I also updated the log sanitizing script. For some reason our codereview site is buggy and it won’t let me upload a new diff. No matter what we tried, it still won’t work. I hope this gets fixed by next week, because we really need to move on now.

I’m back, and the fifth week of Google Summer of Code has just ended. I have missed 10 days, which means I haven’t done anything on week #4 :(. This is what I managed to do on the second half of this week:

There were some discussions about the way logs are sanitized. Oliver (ocharles) suggested that we parse URL parameters, and try to match an e-mail regex on each value. I modified the script so it finds log entries that would be anonimized if we did things this way, and mailed the results to Robert. Unfortunately 99.9% of entries are real data, that would be lost.

On the other hand I found another type of log entry that contains sensitive information, and wasn’t filtered by regexes. I wrote a new regex that will match these entries, and I’ll push the new code to the repository before we start sanitizing logs on a daily basis. 

This week’s most important task was to come up with a schema that we store query results in. Ian (ianmcorvidae) suggested that we store query results in JSON format, which is a very good idea. Basically we will have two types of queries: queries that we want to keep a historical record of, and queries for which we are only interested in the latest results. For example keeping the historical record for top artists is a good idea, but for other queries it might be a waste of space. This is the schema we have came up with so far:

CREATE TABLE log_statistic
(
id SERIAL,
timestamp TIMESTAMP WITH TIME ZONE DEFAULT NOW(),
report_type VARCHAR(100) NOT NULL,
data TEXT NOT NULL -- JSON data
);

This allows many more report types in the future, so if we want to handle queries differently we can just do that. It is important, that the timestamp is kept for each row.

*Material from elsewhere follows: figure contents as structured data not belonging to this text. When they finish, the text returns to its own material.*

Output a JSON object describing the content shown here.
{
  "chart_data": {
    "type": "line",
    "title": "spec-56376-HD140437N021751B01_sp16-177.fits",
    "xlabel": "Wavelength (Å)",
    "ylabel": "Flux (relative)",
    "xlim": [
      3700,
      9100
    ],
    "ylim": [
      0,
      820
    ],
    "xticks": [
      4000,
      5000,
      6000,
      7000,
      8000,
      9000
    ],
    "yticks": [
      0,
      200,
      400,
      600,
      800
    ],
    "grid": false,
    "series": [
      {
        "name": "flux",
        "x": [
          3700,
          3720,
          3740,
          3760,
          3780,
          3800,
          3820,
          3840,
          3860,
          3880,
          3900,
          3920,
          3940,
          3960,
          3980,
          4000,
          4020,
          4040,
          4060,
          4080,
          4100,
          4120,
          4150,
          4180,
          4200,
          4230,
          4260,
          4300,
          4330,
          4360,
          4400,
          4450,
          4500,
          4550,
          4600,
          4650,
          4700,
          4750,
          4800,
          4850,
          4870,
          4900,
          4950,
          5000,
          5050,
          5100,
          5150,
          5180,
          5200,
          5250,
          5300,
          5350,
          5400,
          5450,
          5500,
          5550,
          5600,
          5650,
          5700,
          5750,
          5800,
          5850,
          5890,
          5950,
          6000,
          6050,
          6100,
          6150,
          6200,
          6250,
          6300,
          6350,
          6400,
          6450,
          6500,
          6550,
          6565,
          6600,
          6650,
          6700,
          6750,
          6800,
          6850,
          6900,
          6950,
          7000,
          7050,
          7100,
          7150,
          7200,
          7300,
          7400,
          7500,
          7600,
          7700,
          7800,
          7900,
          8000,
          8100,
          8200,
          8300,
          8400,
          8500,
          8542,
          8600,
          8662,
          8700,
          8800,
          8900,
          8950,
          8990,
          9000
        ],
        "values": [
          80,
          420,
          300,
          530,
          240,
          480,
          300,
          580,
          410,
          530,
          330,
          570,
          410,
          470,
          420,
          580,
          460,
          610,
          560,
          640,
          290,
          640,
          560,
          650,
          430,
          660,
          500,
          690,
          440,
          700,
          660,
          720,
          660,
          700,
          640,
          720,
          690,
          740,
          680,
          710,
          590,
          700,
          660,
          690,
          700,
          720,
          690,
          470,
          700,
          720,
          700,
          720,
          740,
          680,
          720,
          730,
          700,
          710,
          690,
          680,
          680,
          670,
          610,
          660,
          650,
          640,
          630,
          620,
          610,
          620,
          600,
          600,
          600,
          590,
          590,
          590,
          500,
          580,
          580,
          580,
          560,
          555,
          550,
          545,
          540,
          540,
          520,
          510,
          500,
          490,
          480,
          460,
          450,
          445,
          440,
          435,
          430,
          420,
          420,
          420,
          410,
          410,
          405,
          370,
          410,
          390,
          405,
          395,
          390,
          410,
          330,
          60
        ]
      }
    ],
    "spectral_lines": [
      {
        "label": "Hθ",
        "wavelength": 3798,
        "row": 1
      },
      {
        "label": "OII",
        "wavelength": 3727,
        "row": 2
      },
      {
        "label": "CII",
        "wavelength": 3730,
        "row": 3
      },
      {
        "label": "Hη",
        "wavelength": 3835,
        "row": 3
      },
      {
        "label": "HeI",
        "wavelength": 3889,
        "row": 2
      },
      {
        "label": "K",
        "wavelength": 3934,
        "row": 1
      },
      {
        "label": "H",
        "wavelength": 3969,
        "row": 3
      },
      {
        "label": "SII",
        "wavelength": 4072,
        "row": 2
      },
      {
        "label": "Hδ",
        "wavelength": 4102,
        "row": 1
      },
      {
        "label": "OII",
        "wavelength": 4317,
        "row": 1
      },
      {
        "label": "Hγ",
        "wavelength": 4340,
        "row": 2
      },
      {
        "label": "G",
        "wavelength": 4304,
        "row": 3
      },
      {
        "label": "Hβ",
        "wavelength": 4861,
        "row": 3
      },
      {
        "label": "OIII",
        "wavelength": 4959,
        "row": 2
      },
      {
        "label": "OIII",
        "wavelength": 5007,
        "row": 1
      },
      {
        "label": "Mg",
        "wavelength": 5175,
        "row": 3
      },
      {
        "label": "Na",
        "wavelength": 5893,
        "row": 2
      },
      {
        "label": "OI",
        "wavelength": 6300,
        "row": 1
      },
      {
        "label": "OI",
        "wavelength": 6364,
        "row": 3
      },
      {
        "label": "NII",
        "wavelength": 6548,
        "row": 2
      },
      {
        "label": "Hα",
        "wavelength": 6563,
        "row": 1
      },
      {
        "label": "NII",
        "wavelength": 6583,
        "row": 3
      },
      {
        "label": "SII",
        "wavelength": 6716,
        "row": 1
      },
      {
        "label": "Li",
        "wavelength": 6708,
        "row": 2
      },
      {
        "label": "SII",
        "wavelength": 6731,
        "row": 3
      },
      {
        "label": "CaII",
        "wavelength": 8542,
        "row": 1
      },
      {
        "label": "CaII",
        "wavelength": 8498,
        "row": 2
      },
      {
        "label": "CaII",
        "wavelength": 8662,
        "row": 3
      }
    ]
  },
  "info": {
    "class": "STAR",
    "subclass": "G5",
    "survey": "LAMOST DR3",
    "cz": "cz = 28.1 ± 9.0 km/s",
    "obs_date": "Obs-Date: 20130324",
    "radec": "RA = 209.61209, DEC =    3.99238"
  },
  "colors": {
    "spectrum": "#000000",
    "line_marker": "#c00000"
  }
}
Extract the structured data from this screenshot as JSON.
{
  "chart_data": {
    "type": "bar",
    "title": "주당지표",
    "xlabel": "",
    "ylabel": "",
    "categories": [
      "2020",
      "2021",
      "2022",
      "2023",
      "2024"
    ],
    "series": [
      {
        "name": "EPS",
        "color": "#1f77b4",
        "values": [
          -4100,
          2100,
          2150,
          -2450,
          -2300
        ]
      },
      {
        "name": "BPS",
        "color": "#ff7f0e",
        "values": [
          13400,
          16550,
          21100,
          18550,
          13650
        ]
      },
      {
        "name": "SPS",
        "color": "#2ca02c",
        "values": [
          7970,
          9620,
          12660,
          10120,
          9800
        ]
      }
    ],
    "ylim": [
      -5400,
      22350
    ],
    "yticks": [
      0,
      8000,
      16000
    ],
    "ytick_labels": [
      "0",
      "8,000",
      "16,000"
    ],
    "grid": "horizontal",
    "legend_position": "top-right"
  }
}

I installed the MusicBrainz server VM on my computer to experiment with the database. I added the table described above to the database. I had to install the psycopg2 module for python to access the PostgreSQL database. The last step for this week would have been to run queries on splunk.musicbrainz.org, and store the results in the database. Unfortunately I was not able to connect to our Splunk server from a distance. This shouldn’t be that difficult, so it will soon be done. For now I’ve ran the queries on my own local Splunk server for testing.

In the meantime, I wrote the python script that runs queries, and outputs the results in JSON format. Right now the queries are stored in a csv file. Each row contains a query name and the query itself. Later more metadata will be added to this file, for example, how often does the query need to run.

The only thing left is to connect to the Splunk server and store the results in the VM’s database. This shouldn’t take long once I know which port/credentials to use.

Next week we will focus on indexing data and running queries periodically. After that I should get the popularity statistics working, and find a way to present the results on the website. I should also ask for a sandbox from Ian, so the results are visible online.